Foreign investors took back home $15.07 billion as investment income during October-December’20 compared to $12.2 billion in the same period a year ago, according to the latest balance of payments data released by the Reserve Bank of India on Wednesday.
An analysis of the newer format of balance of payments data show that it is not returns on record portfolio flows during the quarter, but returns on FDI investments and servicing of bonds and NRI deposits that caused the surge in investment income outflows.
Of the $15.07 billion repatriated by foreign investors during the quarter only $1.9 billion is on account of profits out of portfolio investments, $3 billion was income from FDI investment, servicing of overseas bonds and NRI deposits during the quarter. ” Corporate have managed to earn higher profits in the quarter through cost cutting and various measures” said Madan Sabnavis, chief economist at
.” The same is true for MNCs who have likely to have repatriated these profits”
India has been witnessing strong foreign investment flows both through the FDI route as well as portfolio routes even during the pandemic.
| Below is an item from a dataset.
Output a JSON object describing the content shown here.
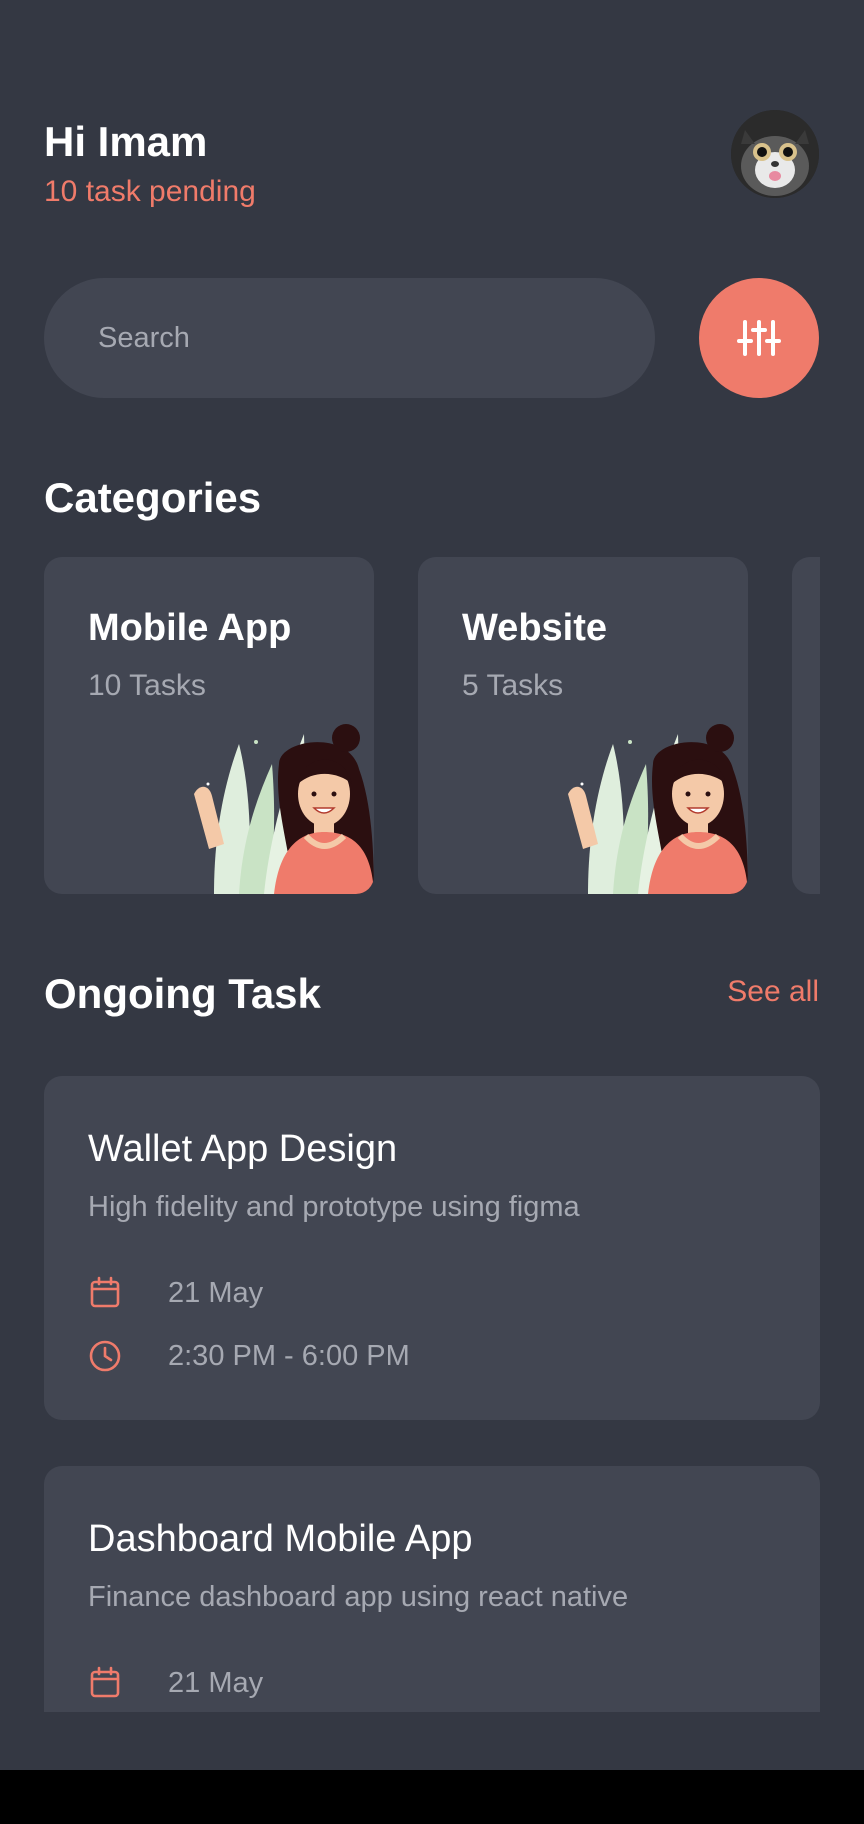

In Q3’2021 itself foreign investments amounted $38 billio- both FDI and portfolio flows included. This has also led to the Reserve Bank piling up record foreign exchange reserves, which are at around $582 billion as of March19’20. Going ahead, once could see more such outflows of profits from India. “Investments in India are increasing. As a result, primary income and dividend arising out of such income is also increasing” said Rahul Bajoria, chief India economist at Barclays Capital. “It is a side effect of such large outflows”.
The Reserve Bank has attributed the rise in current account deficit also to the surge in outflow of investment income. “Underlying the current account deficit in Q3:2020-21 was a rise in the merchandise trade deficit to $ 34.5 billion from $ 14.8 billion in the preceding quarter, and an increase in net investment income payments” RBI said in a release on Wednesday.